In the March 19th edition he continues:
Sir - Despite my recent letter (February 23rd) you still throw the term “populist” around with abandon. Your leader (“Hope and fear”, March 1st) used the term “populist” or “populism” no fewer than five times in describing the Democratic Party's candidates.
But when we turn to your article on John McCain (“No country for old men”, March 1st) it is a completely different story. Here we read: “Mr McCain sells himself as a scourge of special interests and hammer of lobbyists. He also styles himself a hands-on reformer who has tried to fix America's campaign-finance system.” Is this not populism? If not, why not? If so, why is the word so conspicuously avoided?
Mr Morris' concern is misplaced. 'Populists' do not have to be popular; they merely have to court popularity at the expense of good policy. Of course, unless a candidate is utterly transparent in advocating a measure which he or she knows makes little sense simply to pander to a portion of the electorate, the label 'populist' will be no more than an opinion, but one can hardly accuse the Economist of shying away from regularly casting judgement on whatever it sees fit. After all, it was set up in 1848 to engage in a “severe contest between intelligence, which presses forward, and an worthy, timid ignorance obstructing our progress”, and pejorative terms form a natural part of its armoury in its self-declared struggle.
The Democratic candidates' economic policies are labelled 'populist' because the author considers them designed to improve poll ratings rather than the country's economy. John McCain's attempts at tackling Washington politics-as-usual are not cast as such because, whilst they may or may not be popular, the author considers them worthy. The sensitive reader may disagree with this analysis, but they should be challenged by it, not troubled. Elsewhere in the Economist, Mr McCain has come in for his own share of criticism, and Hillary Clinton and Barack Obama their own portion of praise.
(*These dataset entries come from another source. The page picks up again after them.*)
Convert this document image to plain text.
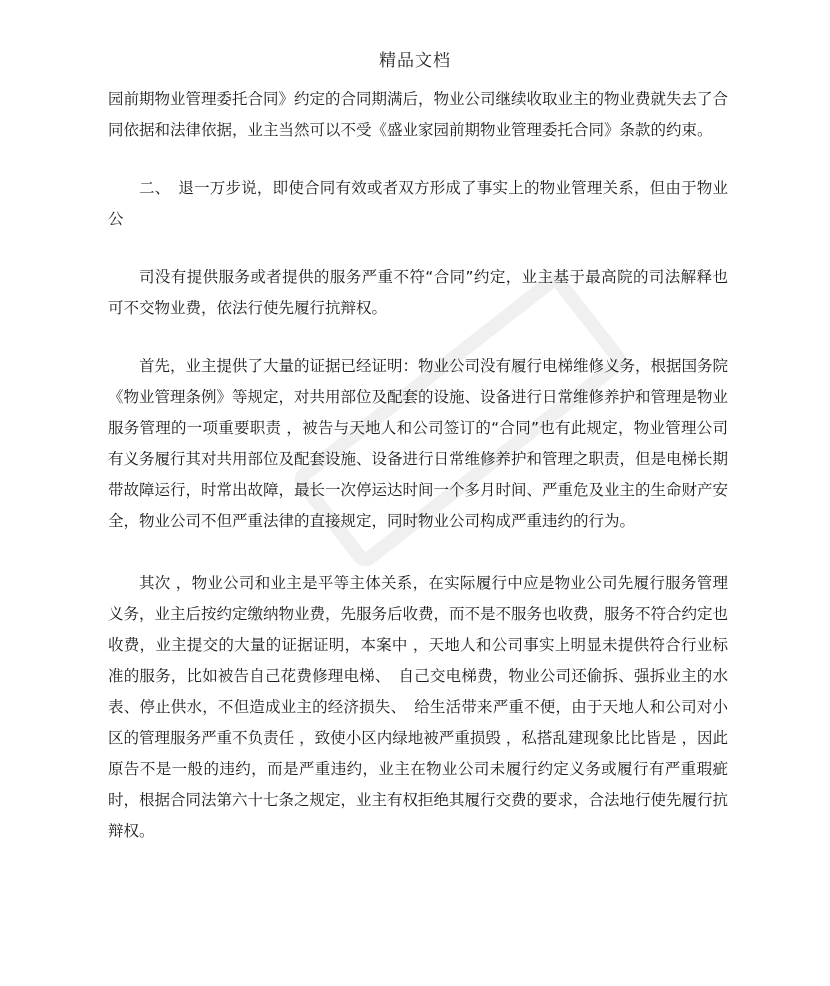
精品文档

园前期物业管理委托合同》约定的合同期满后，物业公司继续收取业主的物业费就失去了合同依据和法律依据，业主当然可以不受《盛业家园前期物业管理委托合同》条款的约束。

二、　退一万步说，即使合同有效或者双方形成了事实上的物业管理关系，但由于物业公

司没有提供服务或者提供的服务严重不符“合同”约定，业主基于最高院的司法解释也可不交物业费，依法行使先履行抗辩权。

首先，业主提供了大量的证据已经证明：物业公司没有履行电梯维修义务，根据国务院《物业管理条例》等规定，对共用部位及配套的设施、设备进行日常维修养护和管理是物业服务管理的一项重要职责 ，被告与天地人和公司签订的“合同”也有此规定，物业管理公司有义务履行其对共用部位及配套设施、设备进行日常维修养护和管理之职责，但是电梯长期带故障运行，时常出故障，最长一次停运达时间一个多月时间、严重危及业主的生命财产安全，物业公司不但严重法律的直接规定，同时物业公司构成严重违约的行为。

其次 ，物业公司和业主是平等主体关系，在实际履行中应是物业公司先履行服务管理义务，业主后按约定缴纳物业费，先服务后收费，而不是不服务也收费，服务不符合约定也收费，业主提交的大量的证据证明，本案中 ，天地人和公司事实上明显未提供符合行业标准的服务，比如被告自己花费修理电梯、　自己交电梯费，物业公司还偷拆、强拆业主的水表、停止供水，不但造成业主的经济损失、　给生活带来严重不便，由于天地人和公司对小区的管理服务严重不负责任 ，致使小区内绿地被严重损毁 ，私搭乱建现象比比皆是 ，因此原告不是一般的违约，而是严重违约，业主在物业公司未履行约定义务或履行有严重瑕疵时，根据合同法第六十七条之规定，业主有权拒绝其履行交费的要求，合法地行使先履行抗辩权。
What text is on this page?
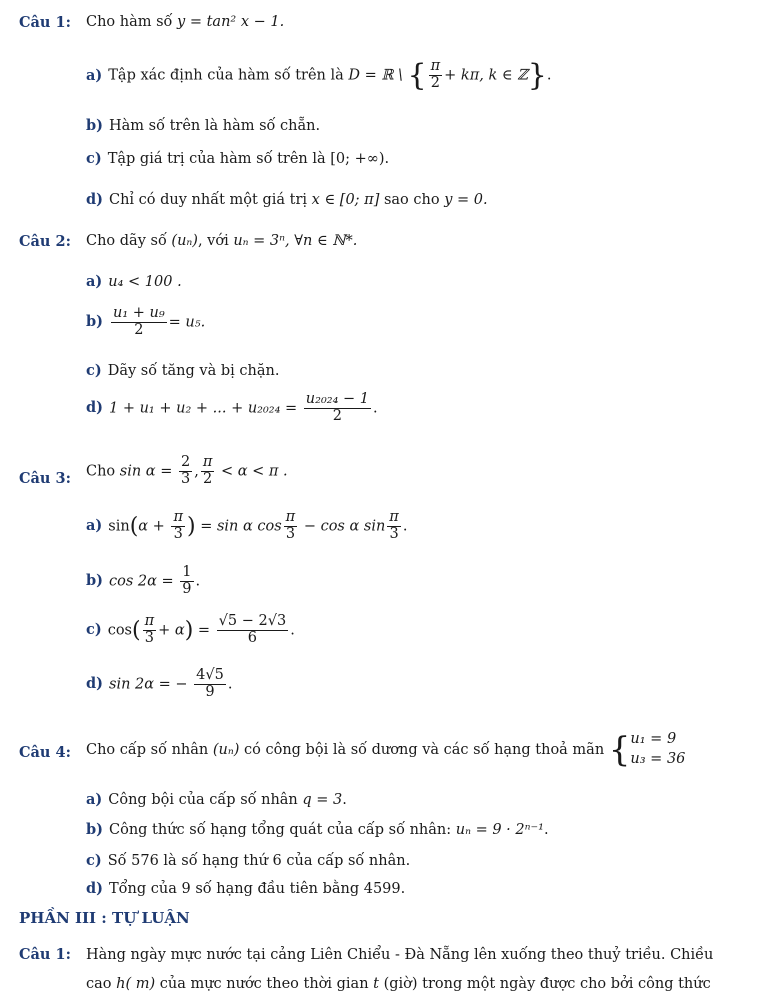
Câu 1: Cho hàm số y = tan² x − 1.
a) Tập xác định của hàm số trên là D = ℝ \ { $\frac{\pi}{2} + k\pi$, k ∈ ℤ}.
b) Hàm số trên là hàm số chẵn.
c) Tập giá trị của hàm số trên là [0; +∞).
d) Chỉ có duy nhất một giá trị x ∈ [0; π] sao cho y = 0.
Câu 2: Cho dãy số (uₙ), với uₙ = 3ⁿ, ∀n ∈ ℕ*.
a) u₄ < 100 .
$b) \frac{\text{u₁ + u₉}}{2} = u_5$.
c) Dãy số tăng và bị chặn.
d) 1 + u₁ + u₂ + ... + $u_{2024} = \frac{\text{u₂₀₂₄ − 1}}{2}$ .
Câu 3: Cho $\sin \alpha = \frac{2}{3}$ , $\frac{\pi}{2} < \alpha < \pi$ .
a) $\sin(\alpha + \frac{\pi}{3}$ ) = sin α $\cos \frac{\pi}{3} - \cos \alpha$ $\sin \frac{\pi}{3}$ .
b) $\cos 2\alpha = \frac{1}{9}$ .
c) $\cos( \frac{\pi}{3} + \alpha) = \frac{√5 - 2√3}{6}$ .
d) sin 2α = − $\frac{4√5}{9}$ .
Câu 4: Cho cấp số nhân (uₙ) có công bội là số dương và các số hạng thoả mãn { u₁ = 9
u₃ = 36
a) Công bội của cấp số nhân q = 3.
b) Công thức số hạng tổng quát của cấp số nhân: uₙ = 9 · 2ⁿ⁻¹.
c) Số 576 là số hạng thứ 6 của cấp số nhân.
d) Tổng của 9 số hạng đầu tiên bằng 4599.
PHẦN III : TỰ LUẬN
Câu 1: Hàng ngày mực nước tại cảng Liên Chiểu - Đà Nẵng lên xuống theo thuỷ triều. Chiều
cao h( m) của mực nước theo thời gian t (giờ) trong một ngày được cho bởi công thức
Used discerningly, 'populist' undoubtedly deserves to keep its place in the lexicon of advocacy journalism.
3 comments:
It's a pity that 'populist'has become a pejorative term. In the Concise Oxford English Dictionary it means (as a noun) 'a person who holds, or is concerned with, the views of ordinary people', or 'a member of a political party seeking support mainly from the ordinary people'. Only if the ordinary people are assumed to be ignorant and misguided could this automatically carry negative connotations.
Who, then, are these 'ordinary people' whom 'populists' (by the Oxford definition) are deemed to represent? If we take them to be the most typical and numerous citizens of any given political unit, then the functioning of a democratic system will always yield power to the most 'populist' party, and there is thus no distinction between 'populist' and 'popular'.
Yet there is a distinction in the Economist's usage, and it stems from the fact that while it can be hoped that 'ordinary people' are informed, their decisions are nevertheless inevitably guided, for none of us can be an expert in all fields, and we rely on politicians, policy wonks and (not least) the media to frame debates, make the necessary arguments, and present us with reasoned choices. A policy becomes 'populist' in the pejorative sense when it is designed to “seek support” not through its genuine merits but through its superficially attractive yet ultimately misleading argumentation.
I wonder, though, if only historians with the benefit of hindsight and (one hopes) a certain objectivity can really identify what is 'ultimately misleading' - and hence provide a more reliable distinction between 'popular' and 'populist' than it is possible for contemporary journalists to offer. They are, as you say, inevitably bound up with guiding the public opinion which politicians must reckon with.